Suite au passage de la certification 70-461 « Querying Microsoft SQL Server », voici mon compte rendu.

Concernant le contenu de l’examen c’est la même chose que ce qu’on dit mes collègues. Pour ne pas faire doublon je vous renvoie vers leurs posts :

 

Les questions m’ayant posées le plus de problèmes sont celles portant sur la différence entre une procédure stockée et une UDF (User-Defined Function).

L’UDF et les procédures stockées sont toutes deux des objets SQL Server qui stockent une ou plusieurs instructions T-SQL sous un seul nom, prenant la forme d’une routine exécutable. Même si vous pouvez mettre en œuvre la même fonctionnalité ou une similaire en utilisant soit une UDF ou soit une procédure stockée, le code sera significativement différent selon la technique que vous choisissez.

Les avantages de l’utilisation des procédures stockées ou des fonctions sont les suivants :

  • Vous pouvez créer la procédure ou la fonction une fois, la stocker dans la base de données et l’appeler autant de fois que vous le voulez dans votre programme.
  • Les procédures stockées et les fonctions Transact-SQL définies par l’utilisateur réduisent le coût de compilation du code Transact-SQL en mettant en cache les plans pour les réutiliser au cours d’exécutions répétées. Elles n’ont donc pas besoin d’être ré-analysées et ré-optimisées à chaque utilisation, ce qui réduit nettement les durées d’exécution.
  • Les commandes d’une procédure ou d’une fonction sont exécutées comme un seul lot de codes. Cela peut réduire considérablement le trafic réseau entre le serveur et le client, car seul l’appel pour exécuter la procédure ou la fonction est envoyé sur le réseau.

 

Voici les principales différences entre les fonctions et les procédures stockées :

  • Une UDF doit renvoyer un seul et unique jeu de résultat.
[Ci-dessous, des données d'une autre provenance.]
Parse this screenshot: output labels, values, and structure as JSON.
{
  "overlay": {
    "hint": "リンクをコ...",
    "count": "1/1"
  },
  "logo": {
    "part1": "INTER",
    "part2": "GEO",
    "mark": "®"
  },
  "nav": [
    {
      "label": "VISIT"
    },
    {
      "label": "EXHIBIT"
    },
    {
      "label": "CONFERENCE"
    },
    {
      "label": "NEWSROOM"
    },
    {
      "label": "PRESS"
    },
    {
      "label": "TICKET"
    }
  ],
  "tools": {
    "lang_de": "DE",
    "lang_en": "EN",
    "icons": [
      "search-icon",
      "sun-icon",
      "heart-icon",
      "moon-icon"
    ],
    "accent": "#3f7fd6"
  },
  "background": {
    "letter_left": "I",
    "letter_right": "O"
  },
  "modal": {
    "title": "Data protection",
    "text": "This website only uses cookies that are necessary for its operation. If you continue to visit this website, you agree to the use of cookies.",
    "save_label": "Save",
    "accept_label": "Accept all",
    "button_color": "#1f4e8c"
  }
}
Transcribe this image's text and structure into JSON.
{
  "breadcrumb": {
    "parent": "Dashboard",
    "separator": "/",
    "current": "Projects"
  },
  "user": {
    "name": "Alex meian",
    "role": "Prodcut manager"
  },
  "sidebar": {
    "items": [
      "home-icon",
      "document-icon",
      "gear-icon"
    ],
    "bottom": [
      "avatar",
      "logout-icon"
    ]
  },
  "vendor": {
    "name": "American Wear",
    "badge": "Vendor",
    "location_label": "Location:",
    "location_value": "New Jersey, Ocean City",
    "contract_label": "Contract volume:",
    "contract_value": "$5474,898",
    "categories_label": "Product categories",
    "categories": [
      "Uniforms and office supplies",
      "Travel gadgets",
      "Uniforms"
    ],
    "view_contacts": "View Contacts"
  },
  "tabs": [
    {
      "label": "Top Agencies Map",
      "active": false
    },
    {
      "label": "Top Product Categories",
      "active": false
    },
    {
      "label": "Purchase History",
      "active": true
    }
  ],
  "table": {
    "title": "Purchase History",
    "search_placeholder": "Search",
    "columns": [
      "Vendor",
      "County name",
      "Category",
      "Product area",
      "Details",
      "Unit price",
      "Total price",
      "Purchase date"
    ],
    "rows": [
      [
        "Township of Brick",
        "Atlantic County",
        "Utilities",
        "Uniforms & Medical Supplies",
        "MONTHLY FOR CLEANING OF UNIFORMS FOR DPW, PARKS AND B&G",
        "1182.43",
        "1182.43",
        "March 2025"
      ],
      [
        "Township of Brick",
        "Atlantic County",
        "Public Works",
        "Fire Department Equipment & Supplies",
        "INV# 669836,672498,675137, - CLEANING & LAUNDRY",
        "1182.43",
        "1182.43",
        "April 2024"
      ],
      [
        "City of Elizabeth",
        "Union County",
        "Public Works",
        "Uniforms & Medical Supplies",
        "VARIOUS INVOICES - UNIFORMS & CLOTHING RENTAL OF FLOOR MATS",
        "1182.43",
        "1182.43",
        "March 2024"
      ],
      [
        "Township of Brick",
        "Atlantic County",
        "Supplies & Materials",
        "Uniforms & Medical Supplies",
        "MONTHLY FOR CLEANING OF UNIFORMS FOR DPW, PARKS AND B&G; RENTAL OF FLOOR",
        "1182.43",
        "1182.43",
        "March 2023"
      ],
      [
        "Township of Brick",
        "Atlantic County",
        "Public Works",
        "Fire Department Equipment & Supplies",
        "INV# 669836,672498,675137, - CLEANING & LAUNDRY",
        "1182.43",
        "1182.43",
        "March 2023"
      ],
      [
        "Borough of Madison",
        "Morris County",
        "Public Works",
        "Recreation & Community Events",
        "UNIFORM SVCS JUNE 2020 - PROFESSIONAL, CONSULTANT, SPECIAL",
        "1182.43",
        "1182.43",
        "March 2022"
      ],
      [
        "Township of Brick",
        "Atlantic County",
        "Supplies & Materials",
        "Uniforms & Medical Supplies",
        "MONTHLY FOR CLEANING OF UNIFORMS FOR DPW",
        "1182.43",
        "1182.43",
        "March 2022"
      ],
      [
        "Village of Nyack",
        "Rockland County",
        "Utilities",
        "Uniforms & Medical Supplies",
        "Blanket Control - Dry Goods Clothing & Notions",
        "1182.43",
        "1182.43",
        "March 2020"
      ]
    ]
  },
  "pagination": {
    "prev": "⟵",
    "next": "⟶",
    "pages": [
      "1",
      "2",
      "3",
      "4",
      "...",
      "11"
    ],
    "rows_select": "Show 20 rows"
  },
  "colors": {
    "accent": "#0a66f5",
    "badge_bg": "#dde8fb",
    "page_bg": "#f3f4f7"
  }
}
Une procédure stockée peut quant à elle retourner une valeur ou même plusieurs jeux de résultats ou voir même ne rien retourner du tout.
  • Vous pouvez utiliser une UDF directement dans une instruction SELECT ainsi que dans les clauses ORDER BY , WHERE ou FROM, tandis que vous ne pouvez pas utiliser une procédure stockée dans une instruction SELECT.
  • Une UDF ne peut pas utiliser une fonction non déterministe (qui retourne un résultat différent avec les mêmes paramètres d’entrée) comme GETDATE(), NEWID(), ou RAND(), alors qu’une procédure stockée peut utiliser ces fonctions.
  • Une UDF ne peut pas modifier les variables d’environnement du serveur; une procédure stockée peut .
  • Une UDF arrête toujours exécution du code en cas d’erreur, alors qu’avec une procédure stockée on peut continuer à l’instruction suivante en utilisant le code de gestion d’erreur approprié.
  • Une UDF peut être appelée à partir de procédure alors qu’une procédure ne peut pas être appelée à partir de l’UDF.
  • Une procédure ne peut pas être utilisée dans une instruction SELECT alors qu’une fonction peut être intégrée dans une instruction SELECT.

 

Il existe plusieurs types de fonctions définies par l’utilisateur :

  • Fonction scalaire :Les fonctions scalaires définies par l’utilisateur retournent une valeur de donnée unique dont le type est défini dans la clause RETURNS. Une fonction scalaire incluse ne contient pas de corps ; la valeur scalaire est le résultat d’une instruction unique. Le corps d’une fonction scalaire à instructions multiples, défini dans un bloc BEGIN…END, contient une série d’instructions Transact-SQL qui retournent la valeur unique. Le type de retour peut être n’importe quel type de données à l’exception de text, ntext, image, cursor et timestamp.
  • Fonctions tableLes fonctions table définies par l’utilisateur retournent un type de données table. Une fonction table incluse ne contient pas de corps ; la table est le jeu de résultats d’une instruction SELECT unique.
  • Fonctions inlineLes fonctions définies par l’utilisateur inline sont un sous-ensemble de fonctions définies par l’utilisateur qui retournent un type de données table. Les fonctions inline peuvent offrir une fonctionnalité équivalente à celle des vues paramétrées.
  • Fonctions systèmeSQL Server fournit de nombreuses fonctions système que vous pouvez utiliser pour effectuer diverses opérations. Elles ne peuvent pas être modifiées.

 

 

 

70-461: Querying Microsoft SQL Server 2012

Vous trouverez ci-dessous quelques points utiles pour ceux qui souhaitent passer la certification 70-461

Il y’avait 2 types de questions :

–        Les QCM : un ou plusieurs choix possibles pouvant aller jusqu’à 8 choix !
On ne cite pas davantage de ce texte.